In emails addressed to himself and his wife, he said he wanted to kill at least 200 students and the assistant principal at University High School in Irvine.

In one email, the German national said he wanted to buy 12 machine guns, burn down the high school and rape two female staffers before killing himself at William R. Mason Regional Park, according to court documents.

Reinscheid’s son killed himself in that park in March.

Irvine police originally arrested Reinscheid July 24 after they allegedly found him in Mason Park, crouching in a bush with stacks of newspapers doused with lighter fluid, court documents show.

He was released on bail that day. Police later found the incriminating emails and again arrested the professor three days later.

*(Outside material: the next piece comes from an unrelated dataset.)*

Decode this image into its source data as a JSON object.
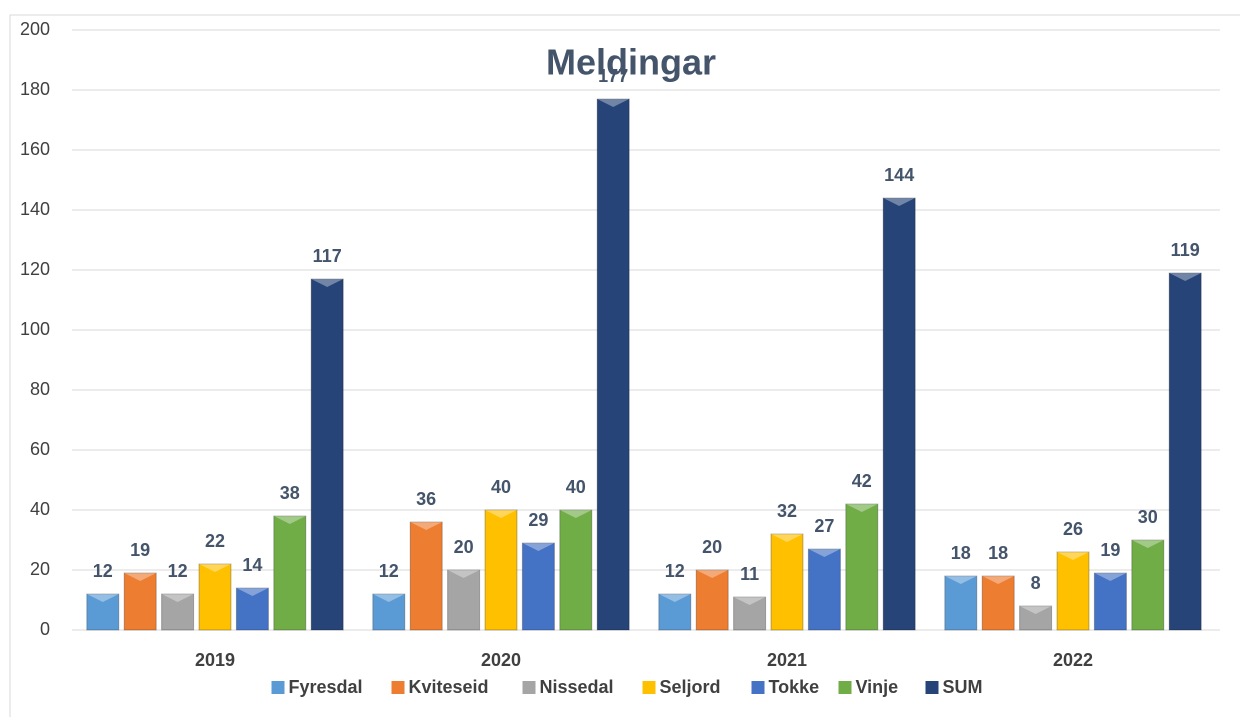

Deputy District Attorney Andrew Katz said Reinscheid crafted a new will July 27, the day he was arrested on suspicion of multiple arsons.

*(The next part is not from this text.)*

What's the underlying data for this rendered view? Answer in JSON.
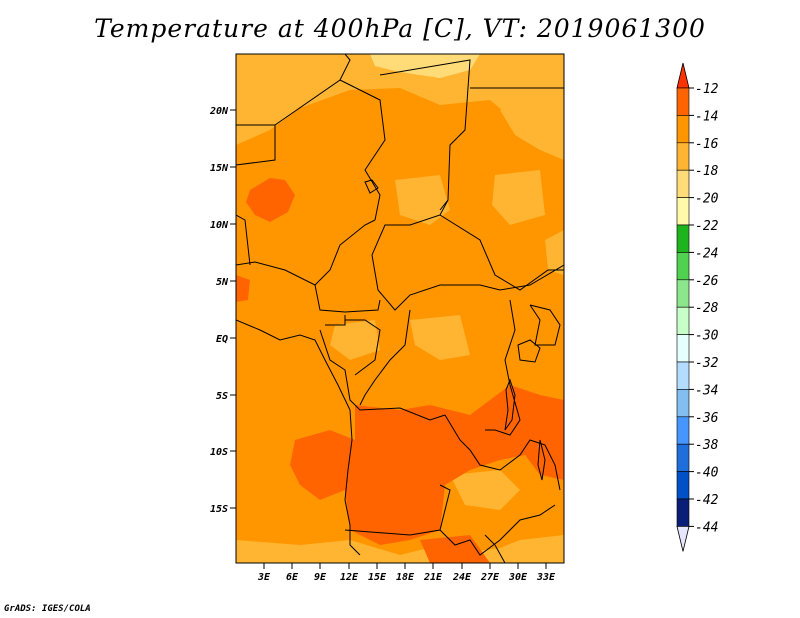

“If this was a case of just threats alone, obviously we wouldn’t be here,” Katz said during Reinscheid’s arraignment in the Harbor Justice Center in Newport Beach. “He’s acting out on what he started.”

Katz likened Reinscheid’s fantasies to those of the Columbine and Aurora shooters and said Reinscheid didn’t value his own life.

“This is a man ready to check out on life,” Katz said.

Reinscheid’s attorney, Ron Cordova, said his client was a man fueled by psychotropic drugs and alcohol.

“There is no physical evidence to corroborate that theory,” he said. “Such homicidal ideation is common, and it’s common in normal people.”

He described Reinscheid’s letter writing as a therapeutic activity in which his client was “purging” and “cleansing” himself of such thoughts.

“He was bridled by that which a psychopath does not have,” Cordova said of an email in which Reinscheid said he wasn’t strong enough to carry out his plan.

Reinscheid, dressed in an orange jail jumpsuit, nodded his head as he spoke to his attorney from the courtroom’s holding cell.

Reinscheid is next expected in court Sept. 6.